Kincade was the staff director of the Joint Congressional Committee on Defense Production before he arrived at the association to replace its first executive director, Tom Halstead. (See ACT, November 2017.) While at the helm of the association, Kincade expanded the organization’s program and public outreach activities, significantly increased the organization’s funding base and staff expertise, and helped transform Arms Control Today from an eight-page newsletter into a 16-page monthly journal.
Working with the association during one of the most intense periods of public debate on nuclear weapons, Kincade was a strong and vocal opponent of the accelerating U.S.-Soviet nuclear arms race. In a November 1981 column in The New York Times that remains relevant in 2017, he wrote, “Today, each strategic item is very expensive. Each adds proportionally less firepower to already swollen nuclear inventories, and each innovation…invites countermeasures that are costly to overcome or offset. In a time of egregious superpower nuclear arsenals.” He argued that the United States needs “a coherent, pragmatic approach to arms control.”

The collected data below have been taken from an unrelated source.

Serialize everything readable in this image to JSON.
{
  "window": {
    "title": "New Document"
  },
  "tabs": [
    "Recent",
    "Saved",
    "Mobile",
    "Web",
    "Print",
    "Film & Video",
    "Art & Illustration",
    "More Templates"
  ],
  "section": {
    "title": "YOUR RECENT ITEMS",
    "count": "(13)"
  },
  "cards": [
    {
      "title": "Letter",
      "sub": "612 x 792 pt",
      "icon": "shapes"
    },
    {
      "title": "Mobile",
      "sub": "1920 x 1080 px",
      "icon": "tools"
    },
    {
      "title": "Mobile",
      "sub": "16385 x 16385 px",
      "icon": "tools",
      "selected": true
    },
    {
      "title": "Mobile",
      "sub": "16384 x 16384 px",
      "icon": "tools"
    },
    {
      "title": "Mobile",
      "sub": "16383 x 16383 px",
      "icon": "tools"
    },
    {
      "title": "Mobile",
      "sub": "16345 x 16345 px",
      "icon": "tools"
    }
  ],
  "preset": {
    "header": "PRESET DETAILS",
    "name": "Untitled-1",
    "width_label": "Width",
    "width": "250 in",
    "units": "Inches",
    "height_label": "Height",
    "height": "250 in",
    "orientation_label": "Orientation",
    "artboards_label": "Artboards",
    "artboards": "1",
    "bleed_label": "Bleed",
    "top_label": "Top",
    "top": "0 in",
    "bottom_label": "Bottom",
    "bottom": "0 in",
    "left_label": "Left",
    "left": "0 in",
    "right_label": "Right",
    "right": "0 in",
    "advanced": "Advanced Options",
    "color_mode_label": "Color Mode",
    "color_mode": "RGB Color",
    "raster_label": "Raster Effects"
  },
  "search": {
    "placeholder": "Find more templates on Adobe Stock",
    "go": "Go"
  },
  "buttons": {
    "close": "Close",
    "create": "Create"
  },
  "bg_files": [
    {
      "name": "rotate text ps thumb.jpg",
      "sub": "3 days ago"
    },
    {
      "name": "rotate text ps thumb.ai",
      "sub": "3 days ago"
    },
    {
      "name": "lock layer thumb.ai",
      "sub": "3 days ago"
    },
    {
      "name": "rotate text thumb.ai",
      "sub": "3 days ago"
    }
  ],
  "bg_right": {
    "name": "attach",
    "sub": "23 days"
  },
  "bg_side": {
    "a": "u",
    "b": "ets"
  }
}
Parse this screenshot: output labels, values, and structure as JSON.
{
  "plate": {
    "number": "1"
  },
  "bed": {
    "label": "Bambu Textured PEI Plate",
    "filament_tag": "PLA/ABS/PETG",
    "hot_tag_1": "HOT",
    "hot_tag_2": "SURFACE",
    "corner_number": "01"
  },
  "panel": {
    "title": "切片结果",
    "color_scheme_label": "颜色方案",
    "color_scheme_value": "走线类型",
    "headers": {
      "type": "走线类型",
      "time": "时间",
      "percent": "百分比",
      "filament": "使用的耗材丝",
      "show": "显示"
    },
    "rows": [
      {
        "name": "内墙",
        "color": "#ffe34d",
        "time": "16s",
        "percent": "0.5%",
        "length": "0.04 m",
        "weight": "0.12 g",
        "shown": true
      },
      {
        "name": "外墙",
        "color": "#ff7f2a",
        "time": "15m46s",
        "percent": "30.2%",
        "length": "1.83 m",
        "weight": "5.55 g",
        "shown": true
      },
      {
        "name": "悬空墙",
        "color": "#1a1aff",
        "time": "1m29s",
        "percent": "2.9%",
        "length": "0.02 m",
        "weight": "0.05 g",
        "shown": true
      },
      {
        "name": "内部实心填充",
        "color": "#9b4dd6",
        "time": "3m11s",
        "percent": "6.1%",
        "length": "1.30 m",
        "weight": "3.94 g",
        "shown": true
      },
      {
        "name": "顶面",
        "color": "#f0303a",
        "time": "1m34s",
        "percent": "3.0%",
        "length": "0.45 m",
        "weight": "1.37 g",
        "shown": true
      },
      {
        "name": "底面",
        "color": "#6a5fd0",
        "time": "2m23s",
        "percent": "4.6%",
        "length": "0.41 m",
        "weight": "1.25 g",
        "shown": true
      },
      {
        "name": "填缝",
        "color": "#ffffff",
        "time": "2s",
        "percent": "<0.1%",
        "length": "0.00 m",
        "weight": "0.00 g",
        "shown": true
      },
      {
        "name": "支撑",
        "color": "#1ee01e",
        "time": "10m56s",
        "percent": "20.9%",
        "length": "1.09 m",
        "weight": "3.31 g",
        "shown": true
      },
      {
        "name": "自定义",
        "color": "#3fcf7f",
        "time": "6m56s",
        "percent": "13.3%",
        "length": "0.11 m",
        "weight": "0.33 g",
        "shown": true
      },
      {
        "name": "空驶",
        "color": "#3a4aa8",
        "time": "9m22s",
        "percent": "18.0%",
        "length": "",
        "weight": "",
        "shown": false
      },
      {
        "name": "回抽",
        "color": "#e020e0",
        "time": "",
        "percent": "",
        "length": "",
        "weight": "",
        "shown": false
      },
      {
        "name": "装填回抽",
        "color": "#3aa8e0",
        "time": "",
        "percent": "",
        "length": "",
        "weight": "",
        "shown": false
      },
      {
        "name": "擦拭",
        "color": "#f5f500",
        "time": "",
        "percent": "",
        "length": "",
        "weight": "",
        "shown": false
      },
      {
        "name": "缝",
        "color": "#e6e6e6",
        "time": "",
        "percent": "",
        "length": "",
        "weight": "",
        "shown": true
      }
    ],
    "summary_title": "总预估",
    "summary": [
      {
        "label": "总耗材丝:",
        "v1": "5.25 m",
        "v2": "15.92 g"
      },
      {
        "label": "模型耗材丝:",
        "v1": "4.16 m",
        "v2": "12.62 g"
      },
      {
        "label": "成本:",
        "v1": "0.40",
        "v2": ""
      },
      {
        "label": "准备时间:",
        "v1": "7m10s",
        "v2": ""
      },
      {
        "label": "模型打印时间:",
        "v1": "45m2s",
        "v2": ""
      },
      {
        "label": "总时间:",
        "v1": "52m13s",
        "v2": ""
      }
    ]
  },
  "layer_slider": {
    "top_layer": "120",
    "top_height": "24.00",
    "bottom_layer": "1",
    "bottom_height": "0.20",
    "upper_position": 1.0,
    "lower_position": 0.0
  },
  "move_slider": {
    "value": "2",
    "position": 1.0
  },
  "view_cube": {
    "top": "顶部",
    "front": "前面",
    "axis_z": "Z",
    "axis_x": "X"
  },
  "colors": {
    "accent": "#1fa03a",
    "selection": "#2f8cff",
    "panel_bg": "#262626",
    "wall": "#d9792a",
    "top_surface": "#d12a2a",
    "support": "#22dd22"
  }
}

Kincade went on to write and teach on the subject of international arms control and international security as a senior associate of the Carnegie Endowment for International Peace and later as a professor at the American University School of International Service, where he taught and mentored the next generation of leaders in the field. He produced three books, including Nuclear Proliferation in the 1980s (1982) and Nuclear Proliferation: Diminishing Threat? (1995).
He is survived by his wife, Susan, and daughters Jennifer and Hadley. A memorial gathering will take place in 2018. The Arms Control Association family, including the many staffers and interns who had the pleasure to work with him, appreciate his many contributions to a more peaceful and secure world.